We can’t answer these questions for you, but if you peruse our critiques of the 2020 Defender, you’ll find that we did not cite a lack of power among the SUV’s shortcomings. Plus, the V8 will come with at least one drawback of its own: weight. Land Rover has not yet released full specs for U.S. models, but a spokesperson told us that the EU-spec model gains between 600 and 700 pounds making the jump from the I-6 to the V8. A lot of that is likely due to beefing up driveline and chassis components. Land Rover touts the V8 model’s larger, solid anti-roll bars, for example.

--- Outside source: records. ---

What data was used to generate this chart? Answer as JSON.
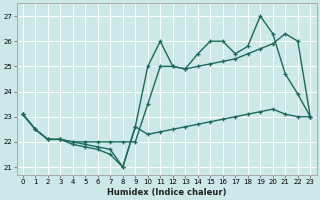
{
  "xlabel": "Humidex (Indice chaleur)",
  "bg_color": "#cce8e8",
  "grid_color": "#ffffff",
  "line_color": "#1a6b5a",
  "xlim": [
    -0.5,
    23.5
  ],
  "ylim": [
    20.7,
    27.5
  ],
  "yticks": [
    21,
    22,
    23,
    24,
    25,
    26,
    27
  ],
  "xticks": [
    0,
    1,
    2,
    3,
    4,
    5,
    6,
    7,
    8,
    9,
    10,
    11,
    12,
    13,
    14,
    15,
    16,
    17,
    18,
    19,
    20,
    21,
    22,
    23
  ],
  "line1_x": [
    0,
    1,
    2,
    3,
    4,
    5,
    6,
    7,
    8,
    9,
    10,
    11,
    12,
    13,
    14,
    15,
    16,
    17,
    18,
    19,
    20,
    21,
    22,
    23
  ],
  "line1_y": [
    23.1,
    22.5,
    22.1,
    22.1,
    21.9,
    21.8,
    21.7,
    21.5,
    21.0,
    22.6,
    22.3,
    22.4,
    22.5,
    22.6,
    22.7,
    22.8,
    22.9,
    23.0,
    23.1,
    23.2,
    23.3,
    23.1,
    23.0,
    23.0
  ],
  "line2_x": [
    0,
    1,
    2,
    3,
    4,
    5,
    6,
    7,
    8,
    9,
    10,
    11,
    12,
    13,
    14,
    15,
    16,
    17,
    18,
    19,
    20,
    21,
    22,
    23
  ],
  "line2_y": [
    23.1,
    22.5,
    22.1,
    22.1,
    22.0,
    22.0,
    22.0,
    22.0,
    22.0,
    22.0,
    23.5,
    25.0,
    25.0,
    24.9,
    25.0,
    25.1,
    25.2,
    25.3,
    25.5,
    25.7,
    25.9,
    26.3,
    26.0,
    23.0
  ],
  "line3_x": [
    0,
    1,
    2,
    3,
    4,
    5,
    6,
    7,
    8,
    9,
    10,
    11,
    12,
    13,
    14,
    15,
    16,
    17,
    18,
    19,
    20,
    21,
    22,
    23
  ],
  "line3_y": [
    23.1,
    22.5,
    22.1,
    22.1,
    22.0,
    21.9,
    21.8,
    21.7,
    21.0,
    22.6,
    25.0,
    26.0,
    25.0,
    24.9,
    25.5,
    26.0,
    26.0,
    25.5,
    25.8,
    27.0,
    26.3,
    24.7,
    23.9,
    23.0
  ],
  "marker_size": 3.5,
  "line_width": 1.0
}
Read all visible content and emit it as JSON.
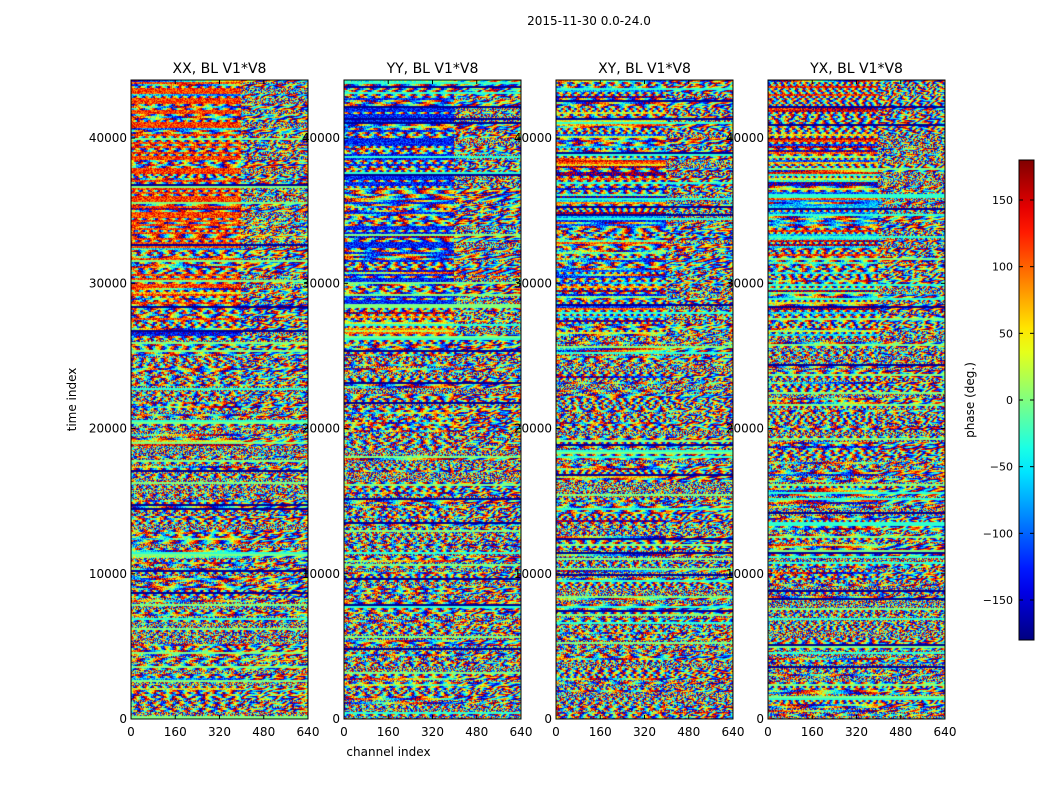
{
  "figure_title": "2015-11-30 0.0-24.0",
  "chart_data": [
    {
      "type": "heatmap",
      "title": "XX, BL V1*V8",
      "xlabel": "",
      "ylabel": "time index",
      "xlim": [
        0,
        640
      ],
      "ylim": [
        0,
        44000
      ],
      "x_ticks": [
        0,
        160,
        320,
        480,
        640
      ],
      "y_ticks": [
        0,
        10000,
        20000,
        30000,
        40000
      ],
      "value": "phase (deg.)"
    },
    {
      "type": "heatmap",
      "title": "YY, BL V1*V8",
      "xlabel": "channel index",
      "ylabel": "",
      "xlim": [
        0,
        640
      ],
      "ylim": [
        0,
        44000
      ],
      "x_ticks": [
        0,
        160,
        320,
        480,
        640
      ],
      "y_ticks": [
        0,
        10000,
        20000,
        30000,
        40000
      ],
      "value": "phase (deg.)"
    },
    {
      "type": "heatmap",
      "title": "XY, BL V1*V8",
      "xlabel": "",
      "ylabel": "",
      "xlim": [
        0,
        640
      ],
      "ylim": [
        0,
        44000
      ],
      "x_ticks": [
        0,
        160,
        320,
        480,
        640
      ],
      "y_ticks": [
        0,
        10000,
        20000,
        30000,
        40000
      ],
      "value": "phase (deg.)"
    },
    {
      "type": "heatmap",
      "title": "YX, BL V1*V8",
      "xlabel": "",
      "ylabel": "",
      "xlim": [
        0,
        640
      ],
      "ylim": [
        0,
        44000
      ],
      "x_ticks": [
        0,
        160,
        320,
        480,
        640
      ],
      "y_ticks": [
        0,
        10000,
        20000,
        30000,
        40000
      ],
      "value": "phase (deg.)"
    }
  ],
  "colorbar": {
    "label": "phase (deg.)",
    "range": [
      -180,
      180
    ],
    "ticks": [
      150,
      100,
      50,
      0,
      -50,
      -100,
      -150
    ],
    "tick_labels": [
      "150",
      "100",
      "50",
      "0",
      "−50",
      "−100",
      "−150"
    ],
    "colormap": "jet"
  }
}
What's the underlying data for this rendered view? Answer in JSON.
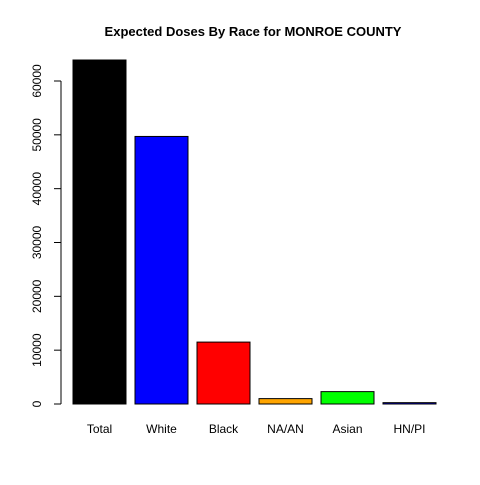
{
  "chart_data": {
    "type": "bar",
    "title": "Expected Doses By Race for MONROE COUNTY",
    "xlabel": "",
    "ylabel": "",
    "categories": [
      "Total",
      "White",
      "Black",
      "NA/AN",
      "Asian",
      "HN/PI"
    ],
    "values": [
      63900,
      49700,
      11500,
      1000,
      2300,
      250
    ],
    "colors": [
      "#000000",
      "#0000ff",
      "#ff0000",
      "#ffa500",
      "#00ff00",
      "#0000ff"
    ],
    "yticks": [
      0,
      10000,
      20000,
      30000,
      40000,
      50000,
      60000
    ],
    "ylim": [
      0,
      63900
    ],
    "grid": false,
    "legend": "none"
  }
}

The V8 will anchor the top end of the 2022 Defender’s engine lineup, which will still include the 2.0- and 3.0-liter engines, which produce 296 and 395 horsepower, respectively. Overseas, the 2022 Defender gets both a diesel engine and a PHEV variant as well. Neither will cross the Atlantic this year, and we suspect the only one that has any chance of being sold here is the PHEV. Certifying diesel powertrains in the United States has proved challenging over the past five years, to say the least.
The inclusion of the V8 brought with it adjustments to the Defender’s chassis and driveline. The trick rear differential, adaptive chassis components and its selectable drive modes (Land Rover calls it “Terrain Response”) were all recalibrated, as was its torque vectoring programming. A new “Dynamic” mode will allow drivers to extract all of the Defender V8’s potential, or simply hang the rear end out, if hooning a 4×4 is your thing. The “V8” badges and blue accents in the exterior shots here are included among the dress-up goodies that accompany the bigger engine, and the brakes aren’t just painted differently; they’re bigger too.
2022 also marks the introduction of an upgraded Pivi Pro infotainment suite, which now has a larger optional touchscreen (11.4 inches), wireless device charging and a stronger Wi-Fi signal. Land Rover says the new system also boots much quicker and offers superior response to the outgoing unit, both of which are welcome improvements.
* We stuck that asterisk on “arrived” above because if the past year has shown us anything, it’s that Land Rover is struggling to get Defenders into circulation, especially here in the States, where the short-wheelbase 90 model has been AWOL since launch and 110 models, while available, have largely been scarce. Land Rover does not yet have pricing information available for the 2022 model; that will come closer to launch, whenever that ends up being.